The innovations in poetry Ruby describes are made possible and shaped by the technological, economic, and political changes he recounts. But the individual poet is motivated by a desire to make something new and therefore not redundant, which will provide the poet a kind of escape from death.
From literary immortality it’s only a short distance to the real thing (or the lack thereof). In the tornada at the end of the poem, Ruby (like Lucretius as De rerum natura goes on) makes his real subject explicit with various apocalyptic scenarios (global warming, plague, nuclear war, killer robots). In this world “the context of / Poetry is death,” but poetry is “futile resistance” that for Ruby justifies itself through the attempt. It’s the same question Lucretius poses to the reader: death is coming, so how will you prepare for it? What will you do between now and when it comes?
Finally, a note on The Dunciad. Ruby mentions it in the razo as an inspiration: “Context Collapse is mock-academic in the same way The Dunciad is mock-heroic.” And (as Ruby notes in his essay linked above) it opens promising to make fun of the hacks Pope hates (and the reader would have gone in expecting that anyway) and ends somewhere very different:
Nor public Flame, nor private, dares to shine;
Nor human Spark is left, nor Glimpse divine!
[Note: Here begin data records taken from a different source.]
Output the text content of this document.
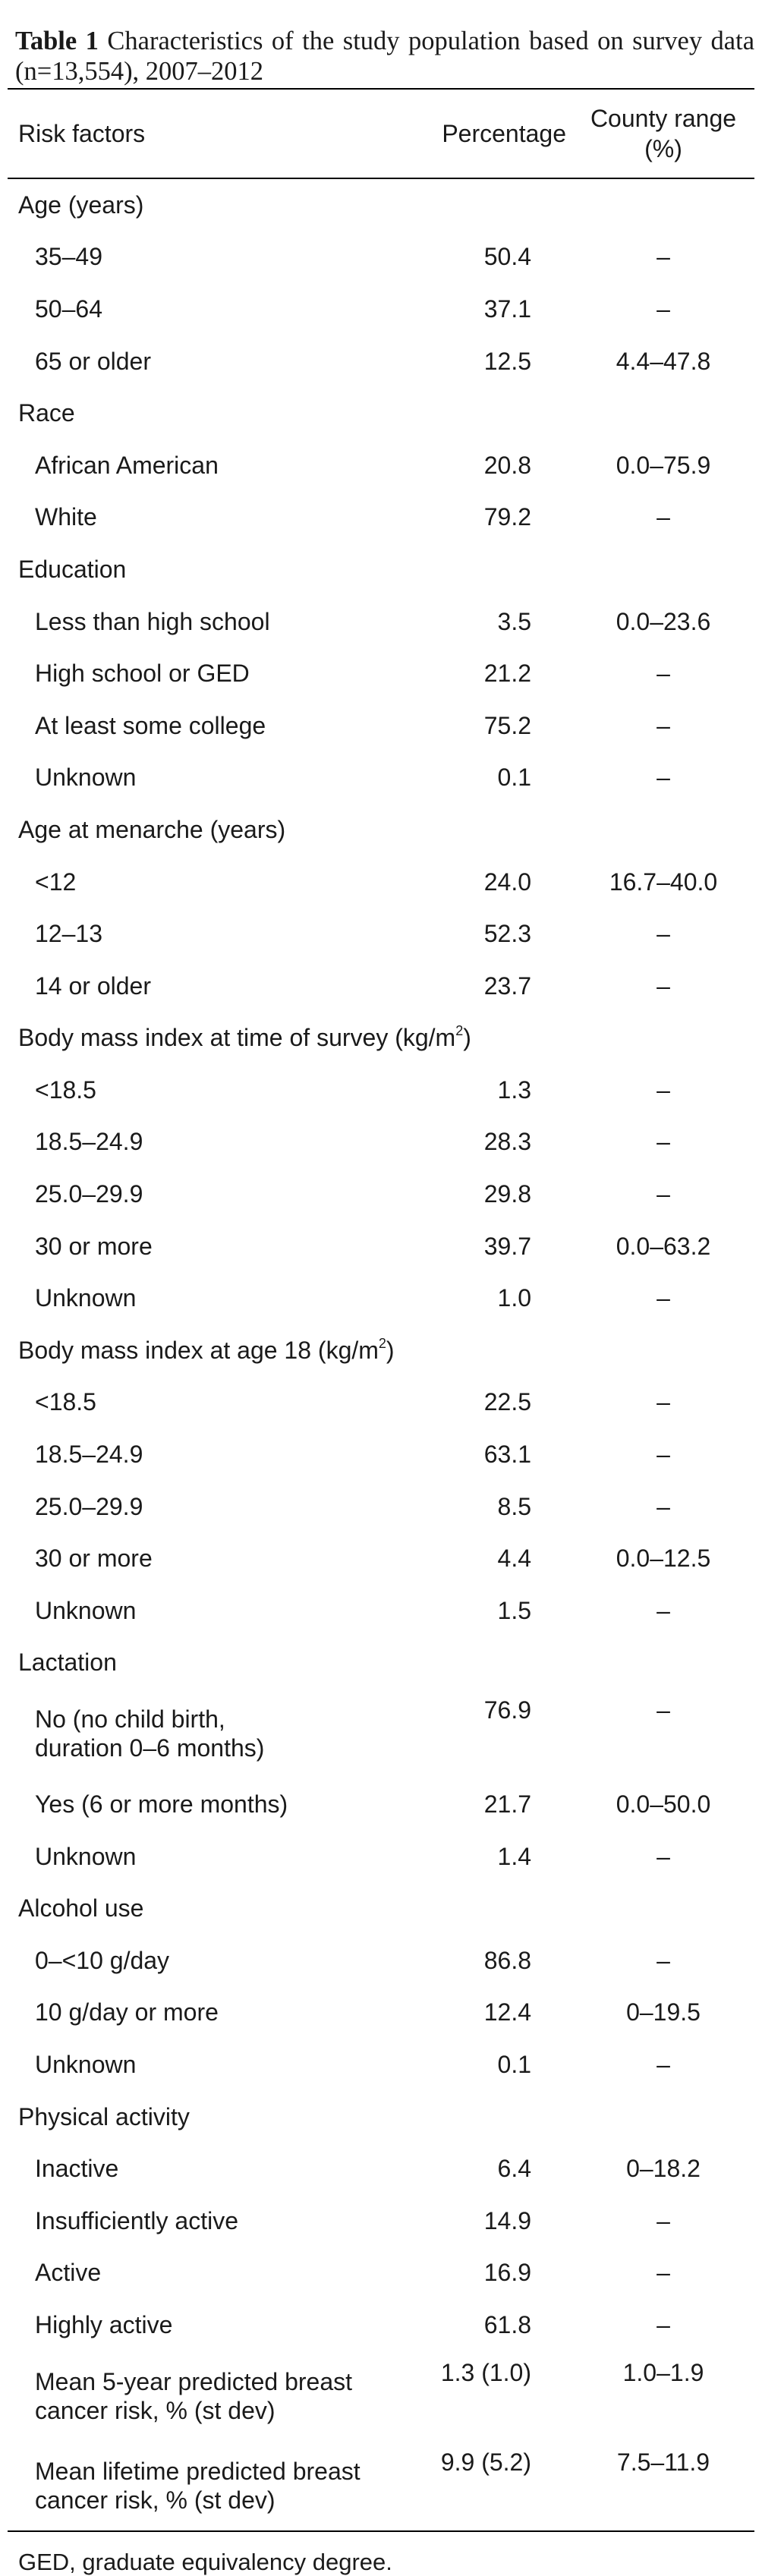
Table 1 Characteristics of the study population based on survey data (n=13,554), 2007–2012

Risk factors	Percentage	County range
(%)
Age (years)		
35–49	50.4	–
50–64	37.1	–
65 or older	12.5	4.4–47.8
Race		
African American	20.8	0.0–75.9
White	79.2	–
Education		
Less than high school	3.5	0.0–23.6
High school or GED	21.2	–
At least some college	75.2	–
Unknown	0.1	–
Age at menarche (years)		
<12	24.0	16.7–40.0
12–13	52.3	–
14 or older	23.7	–
Body mass index at time of survey $(kg/m^2)$		
<18.5	1.3	–
18.5–24.9	28.3	–
25.0–29.9	29.8	–
30 or more	39.7	0.0–63.2
Unknown	1.0	–
Body mass index at age 18 $(kg/m^2)$		
<18.5	22.5	–
18.5–24.9	63.1	–
25.0–29.9	8.5	–
30 or more	4.4	0.0–12.5
Unknown	1.5	–
Lactation		
No (no child birth,
duration 0–6 months)	76.9	–
Yes (6 or more months)	21.7	0.0–50.0
Unknown	1.4	–
Alcohol use		
0–<10 g/day	86.8	–
10 g/day or more	12.4	0–19.5
Unknown	0.1	–
Physical activity		
Inactive	6.4	0–18.2
Insufficiently active	14.9	–
Active	16.9	–
Highly active	61.8	–
Mean 5-year predicted breast
cancer risk, % (st dev)	1.3 (1.0)	1.0–1.9
Mean lifetime predicted breast
cancer risk, % (st dev)	9.9 (5.2)	7.5–11.9
GED, graduate equivalency degree.
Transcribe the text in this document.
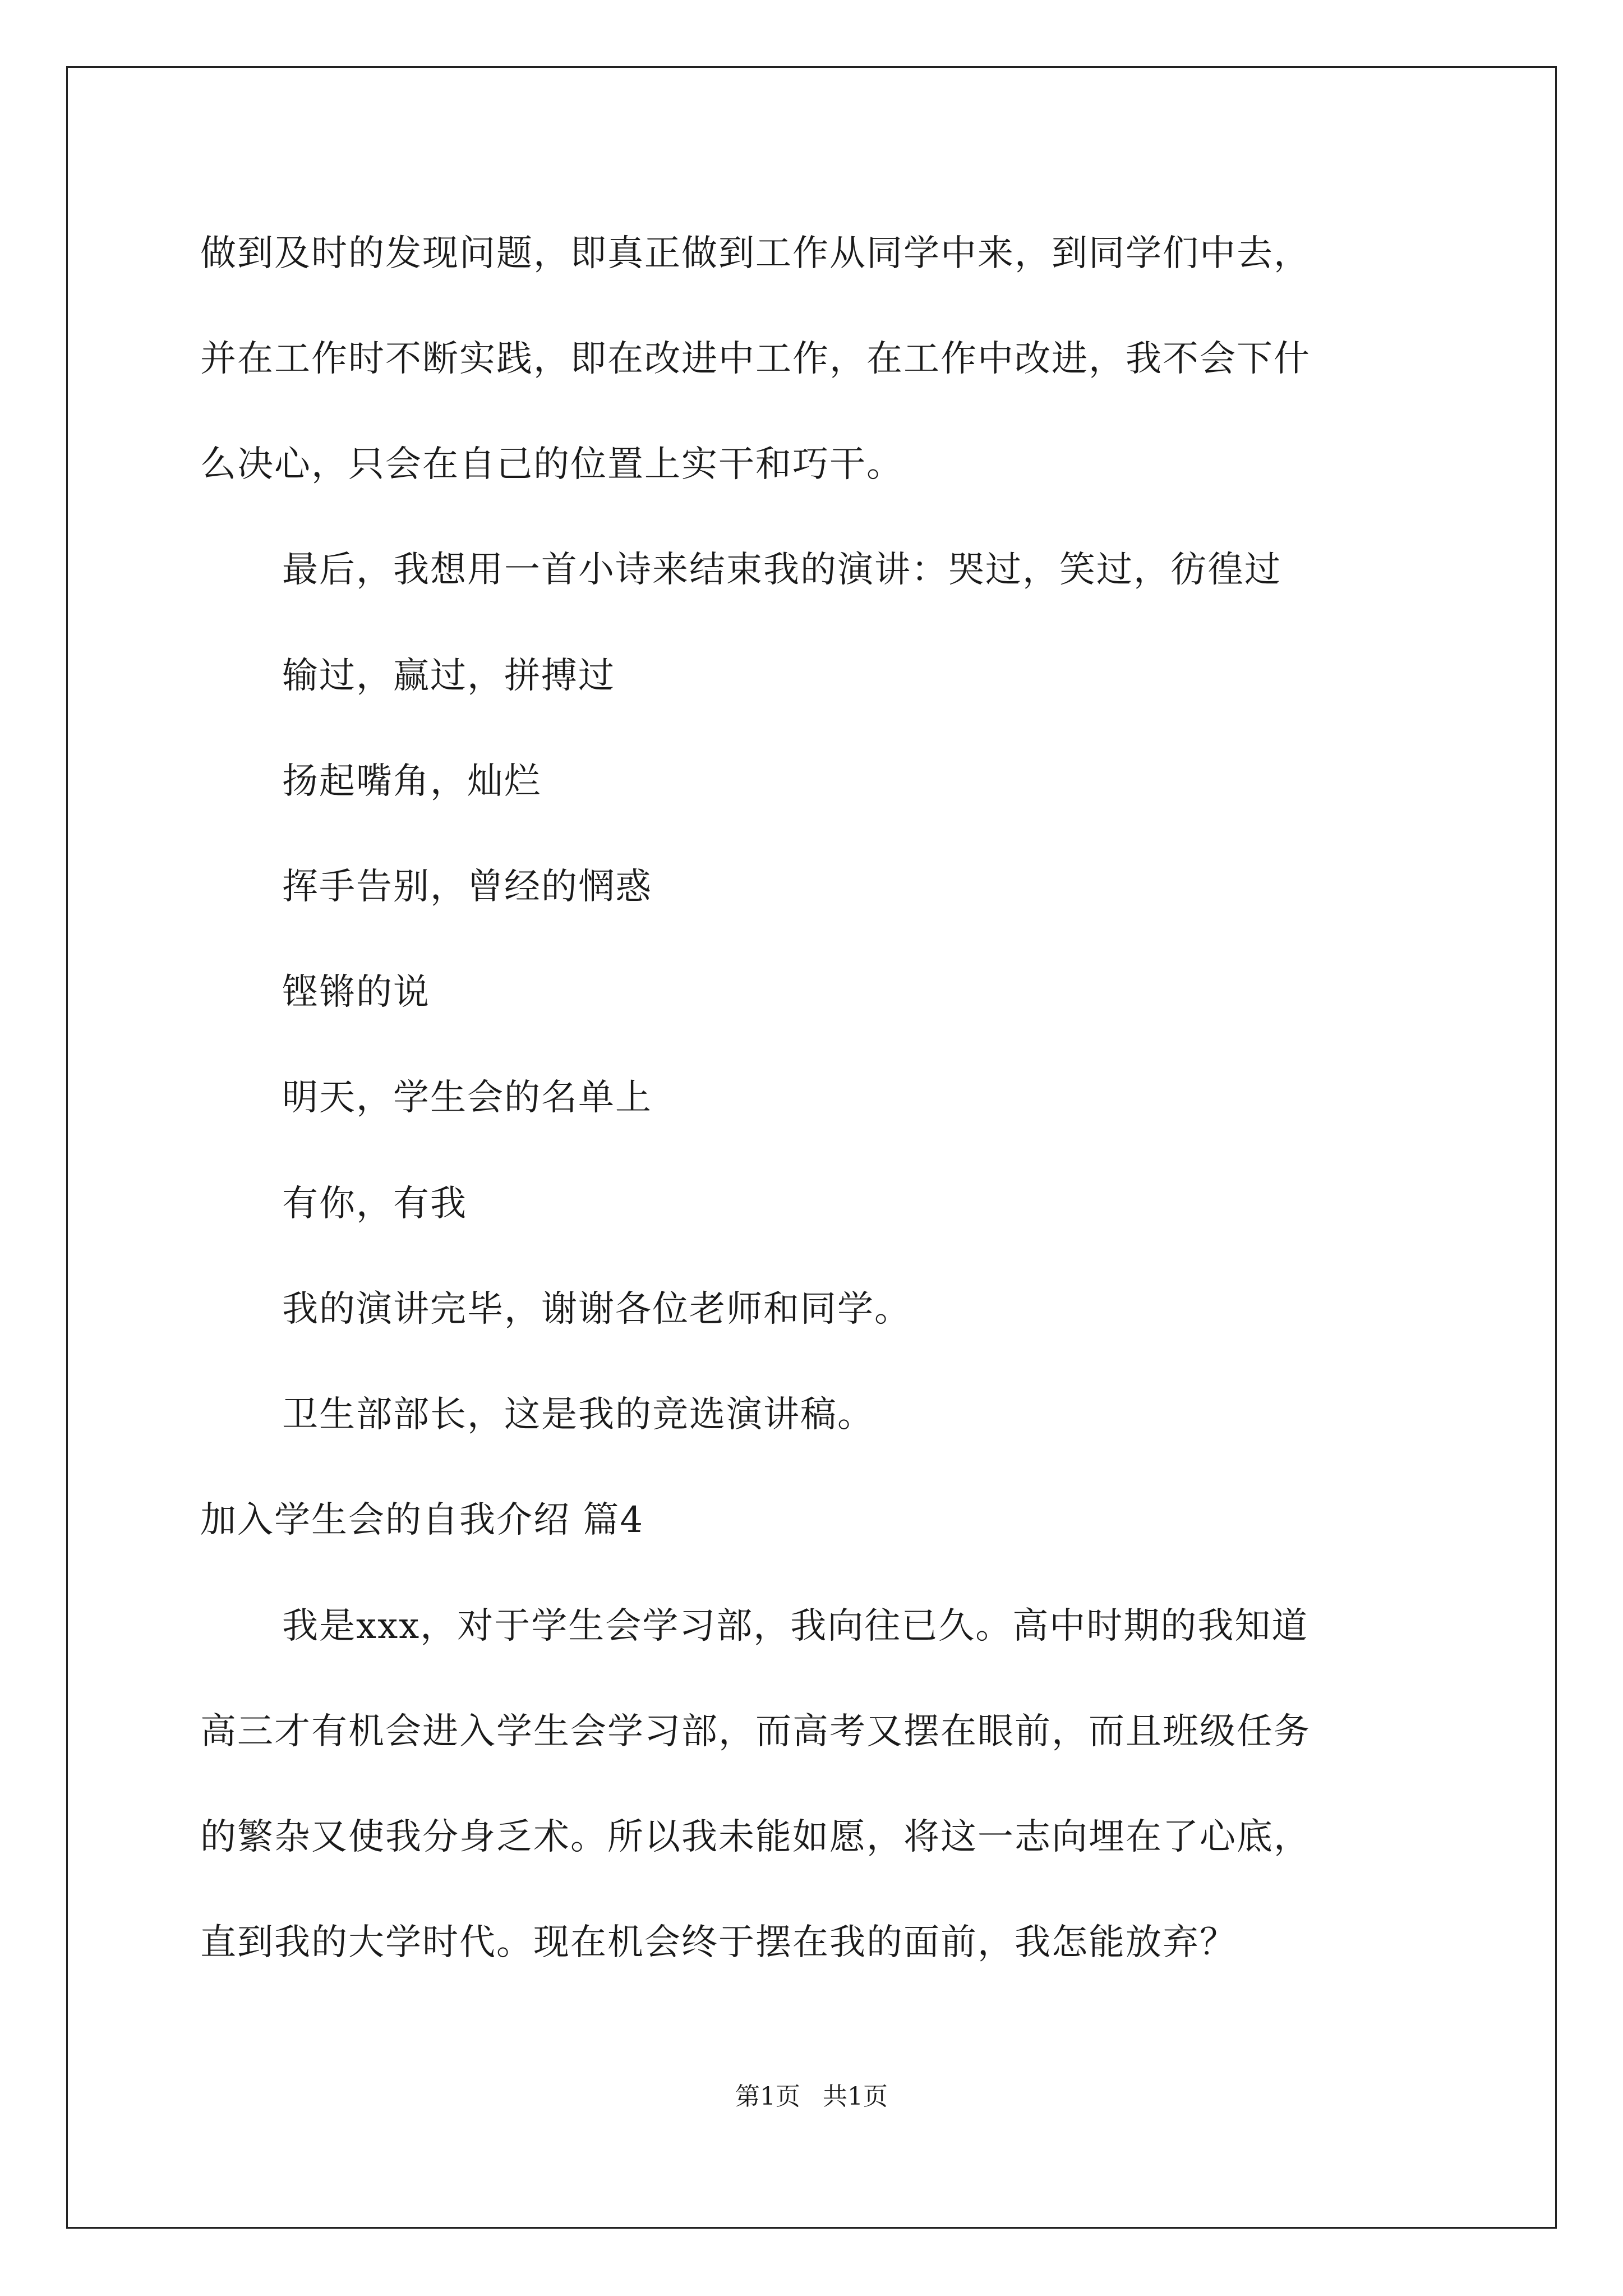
做到及时的发现问题，即真正做到工作从同学中来，到同学们中去，
并在工作时不断实践，即在改进中工作，在工作中改进，我不会下什
么决心，只会在自己的位置上实干和巧干。
最后，我想用一首小诗来结束我的演讲：哭过，笑过，彷徨过
输过，赢过，拼搏过
扬起嘴角，灿烂
挥手告别，曾经的惘惑
铿锵的说
明天，学生会的名单上
有你，有我
我的演讲完毕，谢谢各位老师和同学。
卫生部部长，这是我的竞选演讲稿。
加入学生会的自我介绍 篇4
我是xxx，对于学生会学习部，我向往已久。高中时期的我知道
高三才有机会进入学生会学习部，而高考又摆在眼前，而且班级任务
的繁杂又使我分身乏术。所以我未能如愿，将这一志向埋在了心底，
直到我的大学时代。现在机会终于摆在我的面前，我怎能放弃？
第1页 共1页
Lo! thy dread Empire, CHAOS! is restor’d;
Light dies before thy uncreating word:
Thy hand, great Anarch! lets the curtain fall;
And Universal Darkness buries All.
This is also a vision of inexorable destruction (undoing the opening of Genesis) and death which must nevertheless be resisted; and the poem itself provides a model for said resistance. —Steve]
Critical notes:
[A reader wrote in to say that the source of the “novels are adolescent” take that I couldn’t remember on Wednesday might be this John Stuart Mill passage and accompanying Twitter joke. I think it’s likely. —Steve]
- Moul on a verse from the Meghadūta:
English is an enormously rich literary language, and every language has its particular resources. Many of the features that make kāvya (ornate classical Sanskrit poetry) so distinctive have equivalents in English: the English tradition has plenty of metrically inventive poetry, for instance, and plenty of allusively dense verse marked by a rich use of simile and metaphor. (We might think of something like Shakespeare’s Venus and Adonis, for example.) Other elements of Sanskrit poetry, like the great concision and flexibility of word order produced by a highly inflected language, are found also in Latin and Greek verse. But there is just no way, I think, in any of these languages to reproduce the syntactic counterpoint so common in Sanskrit poetry of this kind—even much less sublime examples than that of Kālidāsa—between a sentence structured, on the one hand, around complex inflection (in this example, the nominative, accusative, genitive and instrumental) and, on the other hand and within the same sentence, by the uninflected relationships between the elements of a compound. This feature, I think, helps to make kāvya unrivaled as the poetry of pure description.